Maybe the most rewarding part of traveling with El Scampo was showing a wider world to children who'd seldom been out of their own neighborhoods: hiking in the San Juan Mountains of Colorado, rafting on the Animas River, riding San Francisco's cable cars and touring Alcatraz (I've taken the tour three times!), exploring the canyons of Utah or Manhattan. After hiking with me down the Grand Canyon's South Kaibab Trail to the Colorado River, one of my "grandsons" was assigned to write a book of poems about his life for seventh-grade English class. Every poem he wrote was about the Grand Canyon.

Yet there'd been signs for about a year that my time with the Scamp might be coming to an end. To every thing there is a season, and a time to every purpose under the heavens, as the Preacher said 2,500 years ago: a time to get, and a time to lose; a time to keep, and a time to cast away.

When I was in college, I imagined that developmental phases were for childhood and that, once I'd gotten the degrees and embarked on the career and become a bona fide adult, my life would be a smooth unvarying progress until retirement. Life taught me otherwise: I left college to marry, to leave the single life behind me, to share my life with a partner; she and I embraced the free and spontaneous life of young childless couples, and then gave it up when the children arrived; as our children became teenagers and began to grow away from us, we left our young adulthood behind and became, after some denial, middle-aged; when the children were leaving home, we had to adjust to the empty-nest life and to reinvent our marriage, as we'd had to do when the children arrived.

These passages, as Gale Sheehy called them in her book on the predictable crises of adulthood, are sometimes difficult, if not always crises.

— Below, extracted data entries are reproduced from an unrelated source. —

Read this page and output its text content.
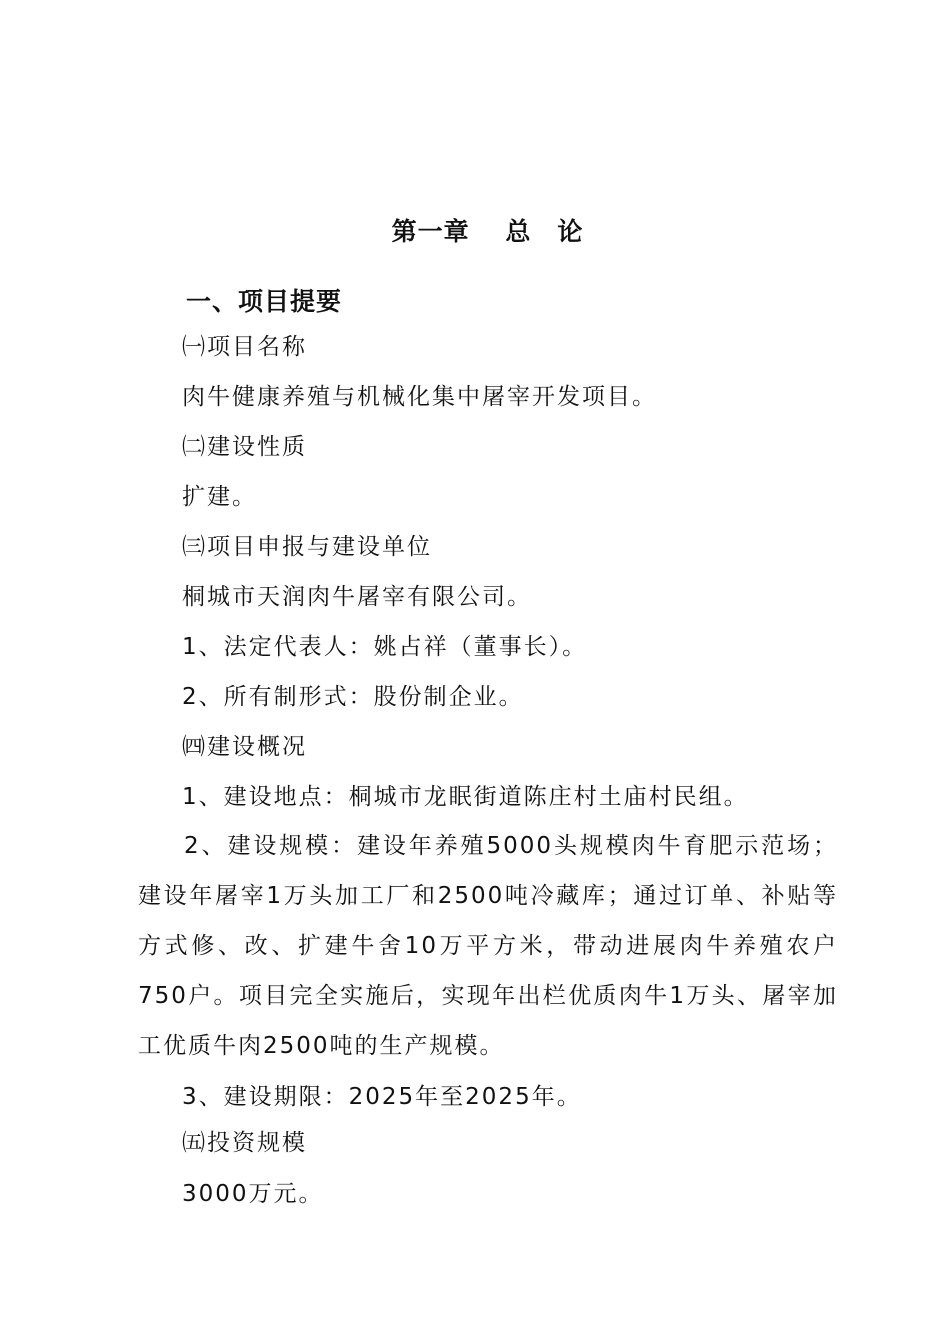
第一章　 总　论
一、项目提要
㈠项目名称
肉牛健康养殖与机械化集中屠宰开发项目。
㈡建设性质
扩建。
㈢项目申报与建设单位
桐城市天润肉牛屠宰有限公司。
1、法定代表人：姚占祥（董事长）。
2、所有制形式：股份制企业。
㈣建设概况
1、建设地点：桐城市龙眠街道陈庄村土庙村民组。
2、建设规模：建设年养殖5000头规模肉牛育肥示范场；建设年屠宰1万头加工厂和2500吨冷藏库；通过订单、补贴等方式修、改、扩建牛舍10万平方米，带动进展肉牛养殖农户750户。项目完全实施后，实现年出栏优质肉牛1万头、屠宰加工优质牛肉2500吨的生产规模。
3、建设期限：2025年至2025年。
㈤投资规模
3000万元。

I well remember the sadness and pride and relief I felt when my youngest called to tell me that she was safely back in her new apartment in a distant city, her clothes laid out for the first day of her first grown-up job. The moment I hung up, it was time to take up the post-parenthood life, a life that would soon include a Scamp trailer. I've learned that it's necessary to recognize these phases when they announce themselves, as they always do; to live them as fully as possible and then, when the time comes, to let them go. Letting go is the hardest to do, and maybe, when the time has come, the most necessary. My dog Sally, half lab, half golden retriever, all heart, was such a good friend and helper with my mentoring and fostering that I couldn't give her up, even when it was clear that her time was coming to an end. She lived into her 18th year, witless and arthritic, more than ready for her last trip to the vet. Though she no longer knew me, I sat with her while the vet administered her shot, thinking that I should have done this a year ago.

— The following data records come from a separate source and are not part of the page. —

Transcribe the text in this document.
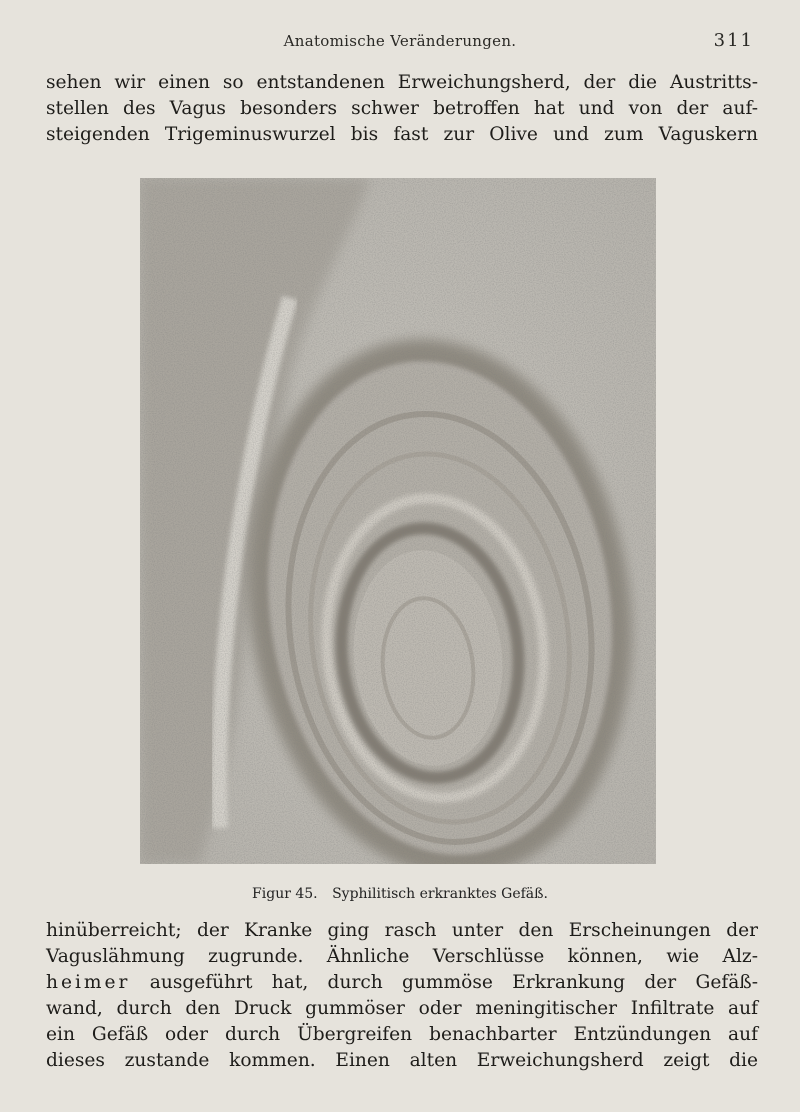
Anatomische Veränderungen.	311
sehen wir einen so entstandenen Erweichungsherd, der die Austritts-
stellen des Vagus besonders schwer betroffen hat und von der auf-
steigenden Trigeminuswurzel bis fast zur Olive und zum Vaguskern
Figur 45. Syphilitisch erkranktes Gefäß.
hinüberreicht; der Kranke ging rasch unter den Erscheinungen der
Vaguslähmung zugrunde. Ähnliche Verschlüsse können, wie Alz-
heimer ausgeführt hat, durch gummöse Erkrankung der Gefäß-
wand, durch den Druck gummöser oder meningitischer Infiltrate auf
ein Gefäß oder durch Übergreifen benachbarter Entzündungen auf
dieses zustande kommen. Einen alten Erweichungsherd zeigt die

Knowing when it's time to let go. On this year's winter trip, the necessary hassles of RVing bothered me more than they ever had. I had wiring problems in New Orleans, hitch problems in Florida, bad weather going down and coming home. During my month in the sun, I had a strong feeling of been here, done this. The Preacher was right: There is nothing new under the sun, or at least under this sun. Time for something new.

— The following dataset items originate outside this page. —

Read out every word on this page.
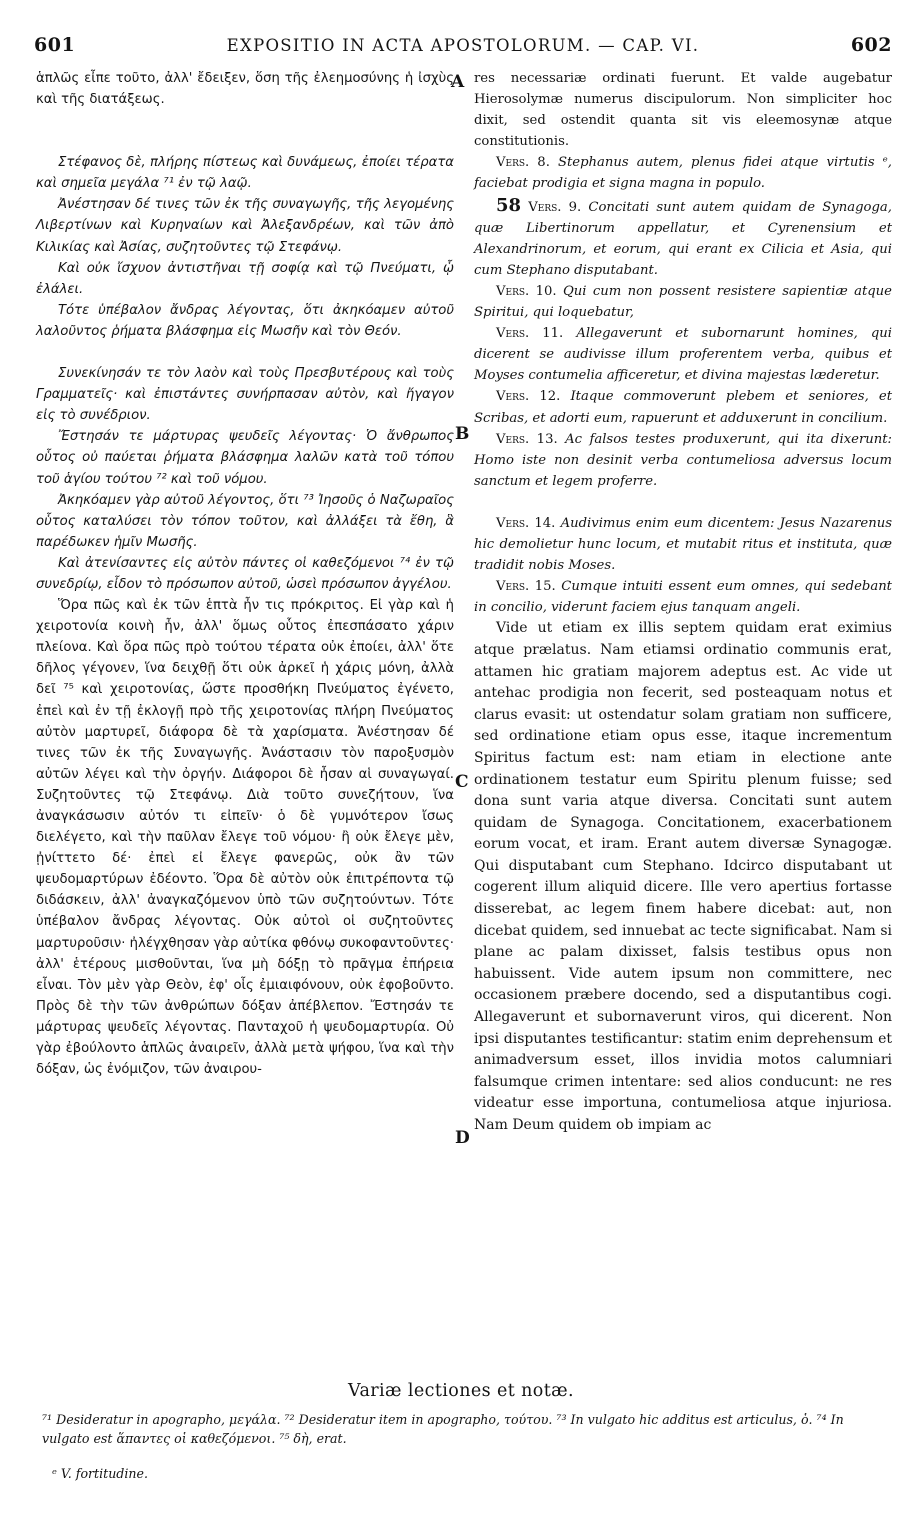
601	EXPOSITIO IN ACTA APOSTOLORUM. — CAP. VI.	602
A
B
C
D

ἁπλῶς εἶπε τοῦτο, ἀλλ' ἔδειξεν, ὅση τῆς ἐλεημοσύνης ἡ ἰσχὺς καὶ τῆς διατάξεως.

Στέφανος δὲ, πλήρης πίστεως καὶ δυνάμεως, ἐποίει τέρατα καὶ σημεῖα μεγάλα ⁷¹ ἐν τῷ λαῷ.

Ἀνέστησαν δέ τινες τῶν ἐκ τῆς συναγωγῆς, τῆς λεγομένης Λιβερτίνων καὶ Κυρηναίων καὶ Ἀλεξανδρέων, καὶ τῶν ἀπὸ Κιλικίας καὶ Ἀσίας, συζητοῦντες τῷ Στεφάνῳ.

Καὶ οὐκ ἴσχυον ἀντιστῆναι τῇ σοφίᾳ καὶ τῷ Πνεύματι, ᾧ ἐλάλει.

Τότε ὑπέβαλον ἄνδρας λέγοντας, ὅτι ἀκηκόαμεν αὐτοῦ λαλοῦντος ῥήματα βλάσφημα εἰς Μωσῆν καὶ τὸν Θεόν.

Συνεκίνησάν τε τὸν λαὸν καὶ τοὺς Πρεσβυτέρους καὶ τοὺς Γραμματεῖς· καὶ ἐπιστάντες συνήρπασαν αὐτὸν, καὶ ἤγαγον εἰς τὸ συνέδριον.

Ἔστησάν τε μάρτυρας ψευδεῖς λέγοντας· Ὁ ἄνθρωπος οὗτος οὐ παύεται ῥήματα βλάσφημα λαλῶν κατὰ τοῦ τόπου τοῦ ἁγίου τούτου ⁷² καὶ τοῦ νόμου.

Ἀκηκόαμεν γὰρ αὐτοῦ λέγοντος, ὅτι ⁷³ Ἰησοῦς ὁ Ναζωραῖος οὗτος καταλύσει τὸν τόπον τοῦτον, καὶ ἀλλάξει τὰ ἔθη, ἃ παρέδωκεν ἡμῖν Μωσῆς.

Καὶ ἀτενίσαντες εἰς αὐτὸν πάντες οἱ καθεζόμενοι ⁷⁴ ἐν τῷ συνεδρίῳ, εἶδον τὸ πρόσωπον αὐτοῦ, ὡσεὶ πρόσωπον ἀγγέλου.

Ὅρα πῶς καὶ ἐκ τῶν ἑπτὰ ἦν τις πρόκριτος. Εἰ γὰρ καὶ ἡ χειροτονία κοινὴ ἦν, ἀλλ' ὅμως οὗτος ἐπεσπάσατο χάριν πλείονα. Καὶ ὅρα πῶς πρὸ τούτου τέρατα οὐκ ἐποίει, ἀλλ' ὅτε δῆλος γέγονεν, ἵνα δειχθῇ ὅτι οὐκ ἀρκεῖ ἡ χάρις μόνη, ἀλλὰ δεῖ ⁷⁵ καὶ χειροτονίας, ὥστε προσθήκη Πνεύματος ἐγένετο, ἐπεὶ καὶ ἐν τῇ ἐκλογῇ πρὸ τῆς χειροτονίας πλήρη Πνεύματος αὐτὸν μαρτυρεῖ, διάφορα δὲ τὰ χαρίσματα. Ἀνέστησαν δέ τινες τῶν ἐκ τῆς Συναγωγῆς. Ἀνάστασιν τὸν παροξυσμὸν αὐτῶν λέγει καὶ τὴν ὀργήν. Διάφοροι δὲ ἦσαν αἱ συναγωγαί. Συζητοῦντες τῷ Στεφάνῳ. Διὰ τοῦτο συνεζήτουν, ἵνα ἀναγκάσωσιν αὐτόν τι εἰπεῖν· ὁ δὲ γυμνότερον ἴσως διελέγετο, καὶ τὴν παῦλαν ἔλεγε τοῦ νόμου· ἢ οὐκ ἔλεγε μὲν, ᾐνίττετο δέ· ἐπεὶ εἰ ἔλεγε φανερῶς, οὐκ ἂν τῶν ψευδομαρτύρων ἐδέοντο. Ὅρα δὲ αὐτὸν οὐκ ἐπιτρέποντα τῷ διδάσκειν, ἀλλ' ἀναγκαζόμενον ὑπὸ τῶν συζητούντων. Τότε ὑπέβαλον ἄνδρας λέγοντας. Οὐκ αὐτοὶ οἱ συζητοῦντες μαρτυροῦσιν· ἠλέγχθησαν γὰρ αὐτίκα φθόνῳ συκοφαντοῦντες· ἀλλ' ἑτέρους μισθοῦνται, ἵνα μὴ δόξῃ τὸ πρᾶγμα ἐπήρεια εἶναι. Τὸν μὲν γὰρ Θεὸν, ἐφ' οἷς ἐμιαιφόνουν, οὐκ ἐφοβοῦντο. Πρὸς δὲ τὴν τῶν ἀνθρώπων δόξαν ἀπέβλεπον. Ἔστησάν τε μάρτυρας ψευδεῖς λέγοντας. Πανταχοῦ ἡ ψευδομαρτυρία. Οὐ γὰρ ἐβούλοντο ἁπλῶς ἀναιρεῖν, ἀλλὰ μετὰ ψήφου, ἵνα καὶ τὴν δόξαν, ὡς ἐνόμιζον, τῶν ἀναιρου-

res necessariæ ordinati fuerunt. Et valde augebatur Hierosolymæ numerus discipulorum. Non simpliciter hoc dixit, sed ostendit quanta sit vis eleemosynæ atque constitutionis.

Vers. 8. Stephanus autem, plenus fidei atque virtutis ᵉ, faciebat prodigia et signa magna in populo.

58 Vers. 9. Concitati sunt autem quidam de Synagoga, quæ Libertinorum appellatur, et Cyrenensium et Alexandrinorum, et eorum, qui erant ex Cilicia et Asia, qui cum Stephano disputabant.

Vers. 10. Qui cum non possent resistere sapientiæ atque Spiritui, qui loquebatur,

Vers. 11. Allegaverunt et subornarunt homines, qui dicerent se audivisse illum proferentem verba, quibus et Moyses contumelia afficeretur, et divina majestas læderetur.

Vers. 12. Itaque commoverunt plebem et seniores, et Scribas, et adorti eum, rapuerunt et adduxerunt in concilium.

Vers. 13. Ac falsos testes produxerunt, qui ita dixerunt: Homo iste non desinit verba contumeliosa adversus locum sanctum et legem proferre.

Vers. 14. Audivimus enim eum dicentem: Jesus Nazarenus hic demolietur hunc locum, et mutabit ritus et instituta, quæ tradidit nobis Moses.

Vers. 15. Cumque intuiti essent eum omnes, qui sedebant in concilio, viderunt faciem ejus tanquam angeli.

Vide ut etiam ex illis septem quidam erat eximius atque prælatus. Nam etiamsi ordinatio communis erat, attamen hic gratiam majorem adeptus est. Ac vide ut antehac prodigia non fecerit, sed posteaquam notus et clarus evasit: ut ostendatur solam gratiam non sufficere, sed ordinatione etiam opus esse, itaque incrementum Spiritus factum est: nam etiam in electione ante ordinationem testatur eum Spiritu plenum fuisse; sed dona sunt varia atque diversa. Concitati sunt autem quidam de Synagoga. Concitationem, exacerbationem eorum vocat, et iram. Erant autem diversæ Synagogæ. Qui disputabant cum Stephano. Idcirco disputabant ut cogerent illum aliquid dicere. Ille vero apertius fortasse disserebat, ac legem finem habere dicebat: aut, non dicebat quidem, sed innuebat ac tecte significabat. Nam si plane ac palam dixisset, falsis testibus opus non habuissent. Vide autem ipsum non committere, nec occasionem præbere docendo, sed a disputantibus cogi. Allegaverunt et subornaverunt viros, qui dicerent. Non ipsi disputantes testificantur: statim enim deprehensum et animadversum esset, illos invidia motos calumniari falsumque crimen intentare: sed alios conducunt: ne res videatur esse importuna, contumeliosa atque injuriosa. Nam Deum quidem ob impiam ac

Variæ lectiones et notæ.

⁷¹ Desideratur in apographo, μεγάλα. ⁷² Desideratur item in apographo, τούτου. ⁷³ In vulgato hic additus est articulus, ὁ. ⁷⁴ In vulgato est ἅπαντες οἱ καθεζόμενοι. ⁷⁵ δὴ, erat.

ᵉ V. fortitudine.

Time to do some city touring, hard to manage with an RV. Time to explore the possibilities of Airbnb, to check out the chili parlors of Cincinnati, the art galleries and industrial ruins of Pittsburgh. Maybe even time to explore Paris before any more of it burns down.

The new post-RVing world presents itself. Time to embrace it.

Time to let go.

Michael Nesset lives in North St. Paul.